Candidate-and Campaign-Quality Matters: Case Study in Arizona


Like every other Democratic candidate running in a swing state, Senator Mark Kelly faced formidable challenges in 2022. The President drew sharp criticism, inflation raged, crime rates jumped, and Arizona took center stage in the immigration crisis. Early polling suggested a tight election.

Most observers recognize Mark Kelly’s politically-compelling background—husband of former Congresswoman Gabby Giffords, combat pilot, NASA astronaut—but are less familiar in his talent as an elected leader. Kelly conveys a sincerity that is rare in today’s politics. Focus group participants invariably use the word “genuine” in reacting to the Senator.

Blake Masters, a tech entrepreneur and first-time candidate, owed his nomination to the generosity of billionaire Peter Thiel and his unqualified fealty to Donald Trump. The candidate himself—according to focus groups participants—presented as arrogant and extreme.

The campaign aimed to make this election a referendum on the character of these two candidates, more than a referendum on the status quo.


The campaign decided early on that Kelly should carry the positive message and worked to keep him in front of voters for most of the year. This enabled the campaign to effectively reintroduce his bio and independent approach, , while also showing the bipartisan work he was doing on key  Arizona issues like  jobs, inflation, and the border.

As the Republican primary unfolded and Masters began to emerge as the likely nominee, the campaign also decided to let Blake Masters carry his own negatives. Most ads against Masters used his own words—on video and audio—to make the case against him. This step accomplished two things.

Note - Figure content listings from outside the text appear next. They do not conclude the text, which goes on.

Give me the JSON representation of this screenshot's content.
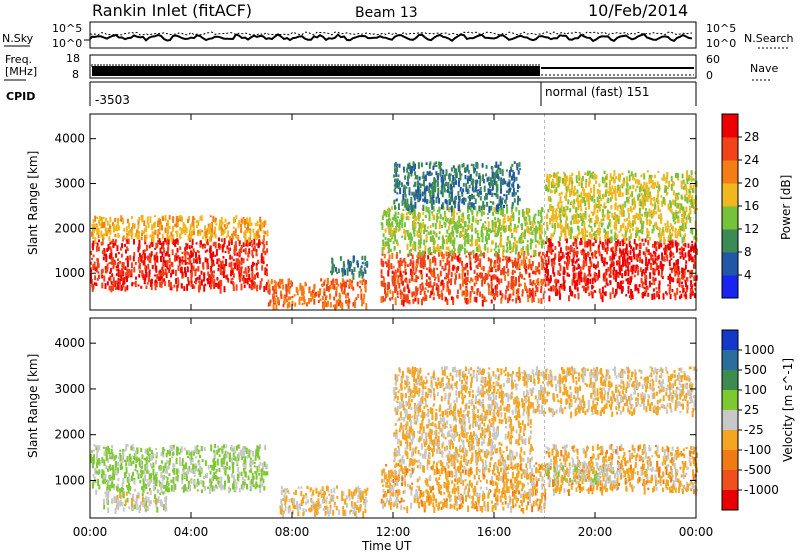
{
  "header": {
    "station": "Rankin Inlet (fitACF)",
    "beam": "Beam 13",
    "date": "10/Feb/2014"
  },
  "strip": {
    "nsky_label": "N.Sky",
    "nsearch_label": "N.Search",
    "noise_ticks": [
      "10^5",
      "10^0"
    ],
    "freq_label_1": "Freq.",
    "freq_label_2": "[MHz]",
    "freq_ticks": [
      "18",
      "8"
    ],
    "nave_label": "Nave",
    "nave_ticks": [
      "60",
      "0"
    ],
    "cpid_label": "CPID",
    "cpid_segments": [
      "-3503",
      "normal (fast) 151"
    ]
  },
  "axes": {
    "xlabel": "Time UT",
    "xticks": [
      "00:00",
      "04:00",
      "08:00",
      "12:00",
      "16:00",
      "20:00",
      "00:00"
    ],
    "ylabel": "Slant Range [km]",
    "yticks": [
      "1000",
      "2000",
      "3000",
      "4000"
    ]
  },
  "colorbars": {
    "power": {
      "label": "Power [dB]",
      "ticks": [
        "4",
        "8",
        "12",
        "16",
        "20",
        "24",
        "28"
      ],
      "colors": [
        "#1a24f0",
        "#2257a8",
        "#3c8a55",
        "#76c23a",
        "#f0b81e",
        "#f47d16",
        "#f0431a",
        "#ee0000"
      ]
    },
    "velocity": {
      "label": "Velocity [m s^-1]",
      "ticks": [
        "1000",
        "500",
        "100",
        "25",
        "-25",
        "-100",
        "-500",
        "-1000"
      ],
      "colors": [
        "#1438c8",
        "#2b6e9e",
        "#3d8b4f",
        "#7ec832",
        "#c8c8c8",
        "#f4a622",
        "#f07a14",
        "#f0501c",
        "#e80000"
      ]
    }
  },
  "chart_data": [
    {
      "type": "heatmap",
      "title": "Power",
      "xlabel": "Time UT",
      "ylabel": "Slant Range [km]",
      "xlim": [
        0,
        24
      ],
      "ylim": [
        180,
        4550
      ],
      "colorbar_range": [
        0,
        30
      ],
      "colorbar_label": "Power [dB]",
      "regions": [
        {
          "t": [
            0.0,
            7.0
          ],
          "r": [
            700,
            1800
          ],
          "value": 26
        },
        {
          "t": [
            0.0,
            7.0
          ],
          "r": [
            1800,
            2300
          ],
          "value": 18
        },
        {
          "t": [
            7.0,
            11.0
          ],
          "r": [
            300,
            900
          ],
          "value": 22
        },
        {
          "t": [
            9.5,
            11.0
          ],
          "r": [
            1000,
            1400
          ],
          "value": 8
        },
        {
          "t": [
            11.5,
            18.0
          ],
          "r": [
            400,
            1500
          ],
          "value": 24
        },
        {
          "t": [
            11.5,
            18.0
          ],
          "r": [
            1500,
            2500
          ],
          "value": 14
        },
        {
          "t": [
            12.0,
            17.0
          ],
          "r": [
            2500,
            3500
          ],
          "value": 8
        },
        {
          "t": [
            18.0,
            24.0
          ],
          "r": [
            500,
            1800
          ],
          "value": 27
        },
        {
          "t": [
            18.0,
            24.0
          ],
          "r": [
            1800,
            3300
          ],
          "value": 16
        }
      ]
    },
    {
      "type": "heatmap",
      "title": "Velocity",
      "xlabel": "Time UT",
      "ylabel": "Slant Range [km]",
      "xlim": [
        0,
        24
      ],
      "ylim": [
        180,
        4550
      ],
      "colorbar_range": [
        -1000,
        1000
      ],
      "colorbar_label": "Velocity [m s^-1]",
      "regions": [
        {
          "t": [
            0.0,
            7.0
          ],
          "r": [
            800,
            1800
          ],
          "value": 150
        },
        {
          "t": [
            0.5,
            3.0
          ],
          "r": [
            400,
            800
          ],
          "value": 0
        },
        {
          "t": [
            7.5,
            11.0
          ],
          "r": [
            300,
            900
          ],
          "value": -150
        },
        {
          "t": [
            11.5,
            18.0
          ],
          "r": [
            400,
            1400
          ],
          "value": -200
        },
        {
          "t": [
            12.0,
            17.5
          ],
          "r": [
            1400,
            2500
          ],
          "value": -150
        },
        {
          "t": [
            18.0,
            24.0
          ],
          "r": [
            800,
            1800
          ],
          "value": -200
        },
        {
          "t": [
            18.0,
            21.0
          ],
          "r": [
            1000,
            1400
          ],
          "value": 0
        },
        {
          "t": [
            12.0,
            24.0
          ],
          "r": [
            2500,
            3500
          ],
          "value": -150
        }
      ]
    }
  ]
}
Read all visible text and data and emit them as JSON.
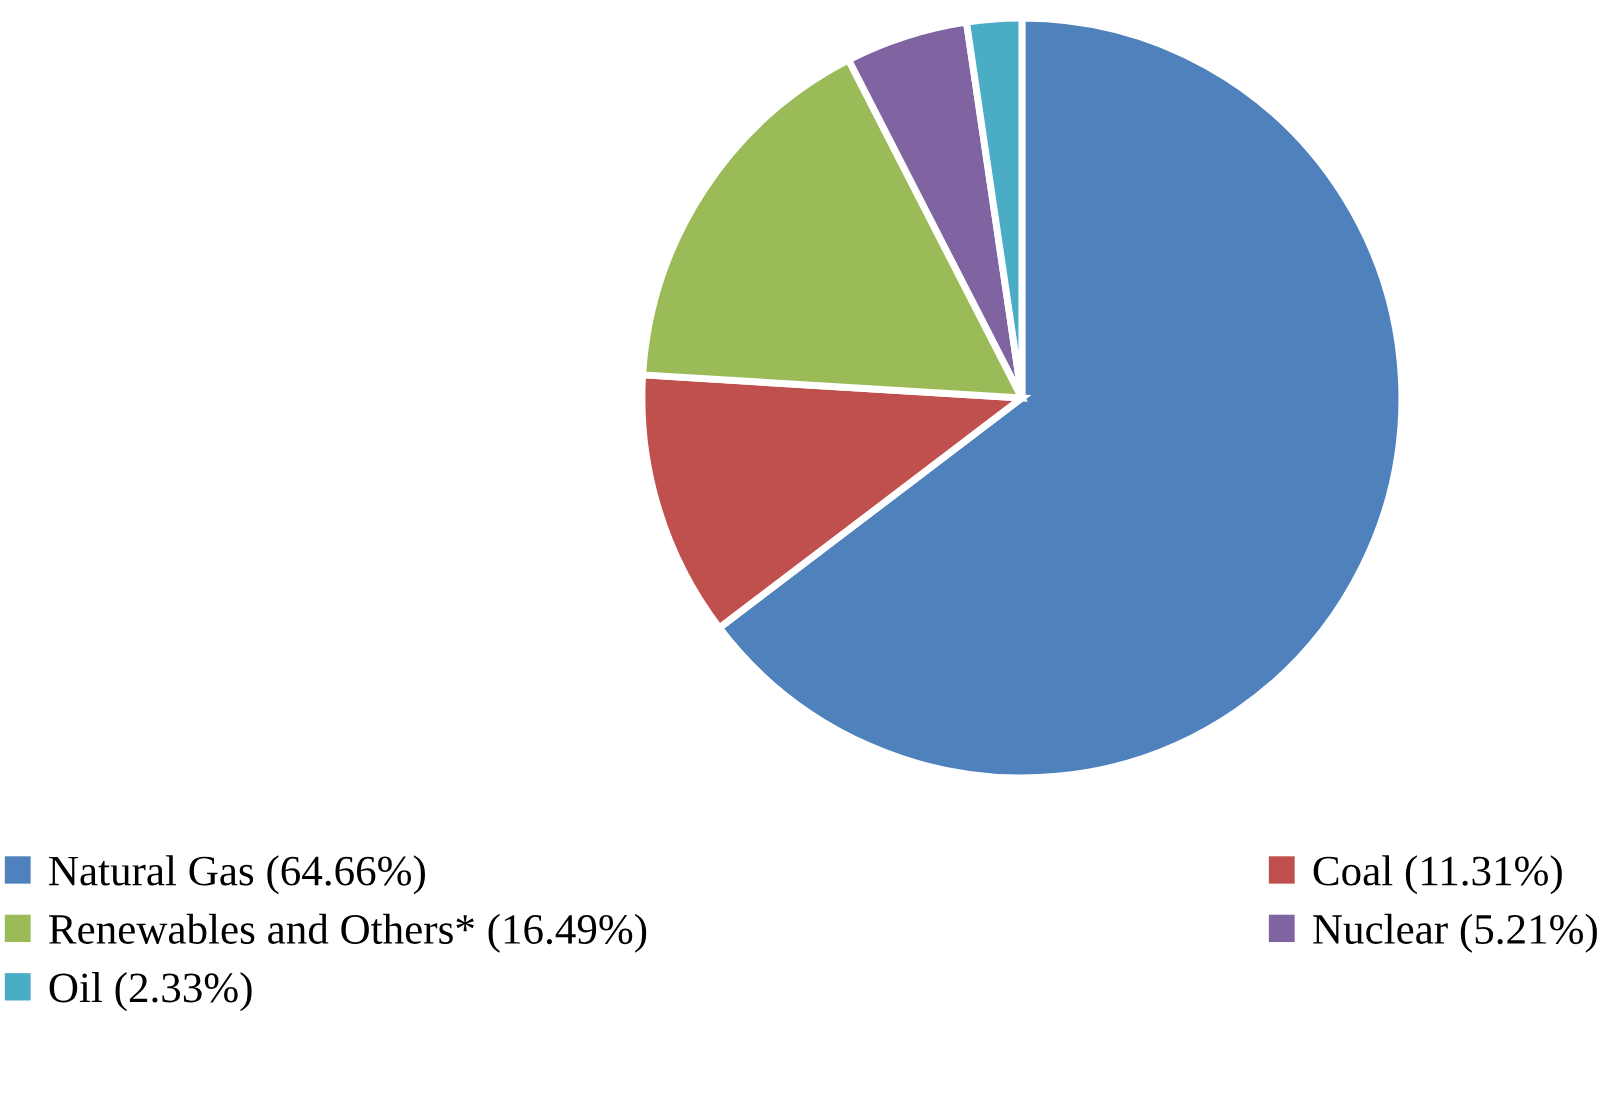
{
  "chart_data": {
    "type": "pie",
    "categories": [
      "Natural Gas (64.66%)",
      "Coal (11.31%)",
      "Renewables and Others* (16.49%)",
      "Nuclear (5.21%)",
      "Oil (2.33%)"
    ],
    "values": [
      64.66,
      11.31,
      16.49,
      5.21,
      2.33
    ],
    "colors": [
      "#4f81bd",
      "#c0504d",
      "#9bbb59",
      "#8064a2",
      "#4bacc6"
    ],
    "legend": "bottom"
  }
}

First, it overcame voters’ skepticism of negative ads Second, it magnified the contrast in quality and character between Mark Kelly and Blake Masters.

After Masters won the primary, the Kelly campaign and its independent allies confronted the Masters’ campaign with a surge of negative ads, using Masters’ own image and words on abortion, Social Security and Medicare, and the military to sink his approval rating., The Masters’ campaign had scarce resources after a brutal primary, and his independent allies squabbled over who would carry his message. We had a brief near-monopoly in communication that the campaign capitalized on. Within those two weeks, Masters’ negatives jumped to 48 percent.

Masters never really recovered from this period and carried a negative rating near 50 percent into the last week of the campaign.

Other factors also played a role. Voters in this libertarian-oriented state are staunchly pro-choice and Masters’ extreme language on this issue was particularly offensive to swing voters. The candidate contrast on this issue allowed Kelly to run up huge margins among younger voters and college educated women. The Kelly campaign also invested a historic amount of money and time into outreach to the Hispanic community, including developing separate Spanish language advertising tracks both positive and negative,. Despite Republican attempts to make inroads, Kelly held on to his strong 2020 margin with this community.

By the time all the votes were counted, Kelly won with a nearly five-point margin. Kelly won with a higher margin than in 2020, in part because his campaign made the right strategic choices at the right time. He also won because the gulf in quality between these two candidates. Even in a “bad” Democratic cycle, these differences were clear to voters and his campaign amplified that disparity.